Wednesday, 8 May 2019

Sake Boxes - Legs

Like the fabric, the instructions that came with my design were quite old. While the fundamental techniques remain the same, some elements of the instructions do occasionally change. My instructions said that foundation for the sake box should not cover the legs. When I visited my tutor to discuss my colour scheme, we reviewed alternative instructions for Sake Boxes and noted that some suggested stitching the whole foundation in one piece, covering the legs. This is the method I used.
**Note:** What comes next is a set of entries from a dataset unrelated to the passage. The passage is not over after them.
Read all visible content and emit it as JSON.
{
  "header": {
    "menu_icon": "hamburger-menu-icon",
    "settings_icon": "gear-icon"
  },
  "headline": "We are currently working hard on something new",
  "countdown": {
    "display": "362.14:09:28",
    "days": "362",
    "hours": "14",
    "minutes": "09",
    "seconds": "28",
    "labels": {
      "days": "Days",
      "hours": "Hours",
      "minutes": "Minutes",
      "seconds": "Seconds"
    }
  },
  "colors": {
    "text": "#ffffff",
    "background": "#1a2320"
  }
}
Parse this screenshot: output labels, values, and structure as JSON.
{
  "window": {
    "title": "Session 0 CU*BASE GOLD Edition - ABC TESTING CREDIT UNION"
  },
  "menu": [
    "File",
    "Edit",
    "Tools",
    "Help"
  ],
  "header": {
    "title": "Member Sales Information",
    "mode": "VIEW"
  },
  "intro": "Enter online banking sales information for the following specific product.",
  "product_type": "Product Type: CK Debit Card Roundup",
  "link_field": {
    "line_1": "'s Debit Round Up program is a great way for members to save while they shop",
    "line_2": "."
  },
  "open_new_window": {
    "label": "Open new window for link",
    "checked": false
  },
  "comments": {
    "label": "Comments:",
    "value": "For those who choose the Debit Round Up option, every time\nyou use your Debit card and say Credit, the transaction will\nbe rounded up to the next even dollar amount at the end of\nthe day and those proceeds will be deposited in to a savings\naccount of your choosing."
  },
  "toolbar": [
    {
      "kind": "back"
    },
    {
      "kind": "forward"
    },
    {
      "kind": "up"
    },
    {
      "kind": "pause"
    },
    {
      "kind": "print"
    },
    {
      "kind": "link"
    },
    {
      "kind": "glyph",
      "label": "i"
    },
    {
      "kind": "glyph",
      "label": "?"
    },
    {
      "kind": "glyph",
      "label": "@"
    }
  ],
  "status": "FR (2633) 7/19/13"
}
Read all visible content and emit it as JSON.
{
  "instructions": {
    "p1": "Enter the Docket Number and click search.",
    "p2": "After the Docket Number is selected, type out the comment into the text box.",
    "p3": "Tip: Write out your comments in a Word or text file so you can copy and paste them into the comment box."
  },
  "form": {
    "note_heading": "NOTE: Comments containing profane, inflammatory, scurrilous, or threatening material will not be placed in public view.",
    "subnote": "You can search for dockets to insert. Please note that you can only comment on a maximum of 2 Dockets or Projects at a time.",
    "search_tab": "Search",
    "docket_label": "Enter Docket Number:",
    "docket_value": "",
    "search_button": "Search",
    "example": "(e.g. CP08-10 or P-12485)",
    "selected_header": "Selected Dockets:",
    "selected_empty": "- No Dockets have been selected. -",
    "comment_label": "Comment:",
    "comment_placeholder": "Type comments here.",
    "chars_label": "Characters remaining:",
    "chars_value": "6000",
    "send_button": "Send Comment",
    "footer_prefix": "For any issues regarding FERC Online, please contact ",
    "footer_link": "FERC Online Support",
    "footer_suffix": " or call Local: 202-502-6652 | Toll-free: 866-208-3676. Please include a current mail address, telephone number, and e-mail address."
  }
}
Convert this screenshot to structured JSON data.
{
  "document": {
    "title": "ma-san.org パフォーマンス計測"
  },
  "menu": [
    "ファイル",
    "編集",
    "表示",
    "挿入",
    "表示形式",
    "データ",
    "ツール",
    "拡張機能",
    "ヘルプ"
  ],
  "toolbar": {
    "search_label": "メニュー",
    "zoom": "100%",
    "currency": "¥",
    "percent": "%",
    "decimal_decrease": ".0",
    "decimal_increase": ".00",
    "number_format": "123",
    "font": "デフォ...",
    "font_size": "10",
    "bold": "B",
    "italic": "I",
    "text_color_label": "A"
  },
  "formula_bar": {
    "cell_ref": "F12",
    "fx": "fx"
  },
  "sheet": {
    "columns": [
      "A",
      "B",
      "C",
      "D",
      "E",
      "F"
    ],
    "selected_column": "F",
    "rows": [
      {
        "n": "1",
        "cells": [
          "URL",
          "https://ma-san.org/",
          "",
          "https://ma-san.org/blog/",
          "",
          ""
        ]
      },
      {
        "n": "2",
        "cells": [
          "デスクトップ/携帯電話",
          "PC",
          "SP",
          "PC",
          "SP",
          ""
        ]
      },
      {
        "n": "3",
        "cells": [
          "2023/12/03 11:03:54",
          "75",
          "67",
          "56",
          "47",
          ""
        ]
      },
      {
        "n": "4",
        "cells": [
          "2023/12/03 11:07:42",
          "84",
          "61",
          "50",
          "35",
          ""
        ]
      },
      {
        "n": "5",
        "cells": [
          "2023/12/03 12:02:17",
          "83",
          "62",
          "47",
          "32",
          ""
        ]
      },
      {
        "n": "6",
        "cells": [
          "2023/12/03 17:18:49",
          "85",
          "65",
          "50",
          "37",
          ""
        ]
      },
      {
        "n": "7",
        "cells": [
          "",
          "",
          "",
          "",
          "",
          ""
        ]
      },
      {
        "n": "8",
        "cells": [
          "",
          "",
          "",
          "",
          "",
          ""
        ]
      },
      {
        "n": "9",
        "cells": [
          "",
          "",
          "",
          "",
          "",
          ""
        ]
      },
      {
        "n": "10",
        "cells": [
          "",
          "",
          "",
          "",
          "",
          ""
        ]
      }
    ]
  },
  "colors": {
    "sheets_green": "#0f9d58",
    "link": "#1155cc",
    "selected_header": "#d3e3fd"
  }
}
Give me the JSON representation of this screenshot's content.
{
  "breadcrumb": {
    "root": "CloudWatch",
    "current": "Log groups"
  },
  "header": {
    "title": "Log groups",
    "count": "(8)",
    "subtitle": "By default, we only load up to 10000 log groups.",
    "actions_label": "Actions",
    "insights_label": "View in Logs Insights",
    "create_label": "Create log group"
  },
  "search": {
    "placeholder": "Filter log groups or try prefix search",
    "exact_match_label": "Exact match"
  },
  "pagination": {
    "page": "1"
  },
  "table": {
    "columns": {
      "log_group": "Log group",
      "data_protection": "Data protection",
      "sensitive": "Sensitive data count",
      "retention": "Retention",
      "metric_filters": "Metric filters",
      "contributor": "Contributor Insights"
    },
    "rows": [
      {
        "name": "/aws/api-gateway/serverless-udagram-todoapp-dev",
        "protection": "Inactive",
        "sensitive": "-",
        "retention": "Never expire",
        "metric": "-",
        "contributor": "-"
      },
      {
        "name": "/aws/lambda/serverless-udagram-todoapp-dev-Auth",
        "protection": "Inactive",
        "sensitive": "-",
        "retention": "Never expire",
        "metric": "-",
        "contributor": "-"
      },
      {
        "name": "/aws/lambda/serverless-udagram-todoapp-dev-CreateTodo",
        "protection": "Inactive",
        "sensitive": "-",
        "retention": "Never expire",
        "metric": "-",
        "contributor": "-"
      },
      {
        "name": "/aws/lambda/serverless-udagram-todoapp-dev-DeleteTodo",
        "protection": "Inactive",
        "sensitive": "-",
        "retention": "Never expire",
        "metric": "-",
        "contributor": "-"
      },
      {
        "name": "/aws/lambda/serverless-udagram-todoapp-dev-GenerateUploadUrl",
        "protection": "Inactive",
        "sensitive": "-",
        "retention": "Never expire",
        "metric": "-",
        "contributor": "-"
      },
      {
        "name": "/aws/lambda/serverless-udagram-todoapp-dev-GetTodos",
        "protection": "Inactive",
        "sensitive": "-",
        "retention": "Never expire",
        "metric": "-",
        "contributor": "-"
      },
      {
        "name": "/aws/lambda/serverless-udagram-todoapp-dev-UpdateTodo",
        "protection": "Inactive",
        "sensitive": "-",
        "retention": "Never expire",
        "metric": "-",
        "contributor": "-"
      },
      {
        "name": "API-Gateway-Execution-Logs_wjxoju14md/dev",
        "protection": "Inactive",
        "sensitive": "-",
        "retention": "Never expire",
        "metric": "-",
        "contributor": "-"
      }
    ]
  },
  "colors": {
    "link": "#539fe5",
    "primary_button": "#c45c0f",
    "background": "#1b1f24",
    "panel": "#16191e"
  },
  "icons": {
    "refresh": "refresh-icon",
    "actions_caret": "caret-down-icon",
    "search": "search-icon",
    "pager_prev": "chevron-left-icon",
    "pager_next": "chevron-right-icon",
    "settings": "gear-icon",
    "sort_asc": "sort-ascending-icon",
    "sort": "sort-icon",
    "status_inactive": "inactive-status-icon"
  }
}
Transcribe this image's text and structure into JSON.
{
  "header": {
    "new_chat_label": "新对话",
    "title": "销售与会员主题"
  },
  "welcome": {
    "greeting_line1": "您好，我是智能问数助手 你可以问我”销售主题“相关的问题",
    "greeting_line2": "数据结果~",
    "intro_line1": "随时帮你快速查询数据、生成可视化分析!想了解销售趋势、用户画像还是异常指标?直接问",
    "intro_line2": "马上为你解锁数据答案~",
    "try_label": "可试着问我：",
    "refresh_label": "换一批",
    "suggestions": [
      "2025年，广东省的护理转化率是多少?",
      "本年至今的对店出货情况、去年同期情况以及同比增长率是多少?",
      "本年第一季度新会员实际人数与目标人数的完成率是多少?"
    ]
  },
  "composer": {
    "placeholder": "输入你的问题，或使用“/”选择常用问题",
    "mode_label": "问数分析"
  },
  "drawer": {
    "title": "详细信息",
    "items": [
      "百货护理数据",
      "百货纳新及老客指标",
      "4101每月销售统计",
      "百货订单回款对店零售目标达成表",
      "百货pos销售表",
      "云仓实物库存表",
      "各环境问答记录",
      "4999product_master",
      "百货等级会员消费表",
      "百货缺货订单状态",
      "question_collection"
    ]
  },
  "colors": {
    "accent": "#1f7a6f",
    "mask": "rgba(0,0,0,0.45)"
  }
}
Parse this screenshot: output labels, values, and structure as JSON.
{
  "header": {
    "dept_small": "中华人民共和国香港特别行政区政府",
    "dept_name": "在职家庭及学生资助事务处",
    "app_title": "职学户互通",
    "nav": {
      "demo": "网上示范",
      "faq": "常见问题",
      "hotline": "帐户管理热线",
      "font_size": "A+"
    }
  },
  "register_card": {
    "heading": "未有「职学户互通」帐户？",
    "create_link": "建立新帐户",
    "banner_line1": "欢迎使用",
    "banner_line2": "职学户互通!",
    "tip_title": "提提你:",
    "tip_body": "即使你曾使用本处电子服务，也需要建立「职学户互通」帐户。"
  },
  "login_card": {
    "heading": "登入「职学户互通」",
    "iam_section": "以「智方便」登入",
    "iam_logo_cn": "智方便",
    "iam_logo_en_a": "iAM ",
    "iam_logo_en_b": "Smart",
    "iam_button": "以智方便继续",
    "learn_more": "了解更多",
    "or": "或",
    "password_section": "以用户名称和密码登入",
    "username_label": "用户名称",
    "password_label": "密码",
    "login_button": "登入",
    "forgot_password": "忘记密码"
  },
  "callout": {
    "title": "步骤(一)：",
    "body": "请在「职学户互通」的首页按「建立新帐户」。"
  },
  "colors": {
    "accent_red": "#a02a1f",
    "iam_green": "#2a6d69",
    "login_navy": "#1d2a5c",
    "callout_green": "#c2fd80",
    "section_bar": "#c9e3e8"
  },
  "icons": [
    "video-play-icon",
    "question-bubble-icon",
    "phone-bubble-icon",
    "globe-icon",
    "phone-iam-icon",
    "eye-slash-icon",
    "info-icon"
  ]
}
The first step in stitching the legs is a silk diagonal layer of flat silk. My main concern was that the black foundation would show through the yellow silk, so I took care not to allow any gapping between the stitches.

© JEC/Carol-Anne Conway

As with the instructions, the designs themselves are sometimes altered. On my design sheet, the gold features on the legs were quite simple. I had seen more decorative features on other designs. I copied these features from another design sheet. Stitching these elaborate shapes, I understood why some might have chosen to simplify them.

© JEC/Carol-Anne Conway

The whole of the box and lid are outlined with one and a half pairs of #4 gold (here, I have only done one pair; I realised that I had missed the additional half pair and added it later) and short stitch hold was used to secure any visible foundation stitches longer than 1cm.

© JEC/Carol-Anne Conway

Happy Stitching

Wednesday, 3 April 2019

Sake Boxes – Reverse Stitch Transfer

There are two vessels on Sake Boxes with ladle. The round box with Cherry Blossoms is the actual sake box. There are a lot of different elements and techniques on this vessel. As long as you stick to the rule of stitching foreground elements first, you can chop and change between cords, tassels, cherry blossoms and curlicues.

© JEC/Carol-Anne Conway

Each time I stitched, I could do whatever I felt in the mood to do and things moved along at a reasonable pace. I really enjoyed stitching this vessel.

The stitch transfer was invaluable in providing a guide line for all of the different elements but now the superimposed work was complete, some of the stitch transfer was still visible.

© JEC/Carol-Anne Conway

From a ‘normal’ viewing distance, it was not as evident as it was up close but it still ‘blurred’ the edges of the cherry blossoms and curlicues.

© JEC/Carol-Anne Conway

Putting the stitch transfer in is time consuming and laborious; removing the stitch transfer when the superimposed work is complete is very time consuming and tedious. It has to be done slowly and carefully so as not to dislodge any stitching.

© JEC/Carol-Anne Conway

It helped greatly to have done the stitch transfer in a different colour from the couching threads used for the gold work. Something I wish I had known before I did the stitch transfer on the ladle.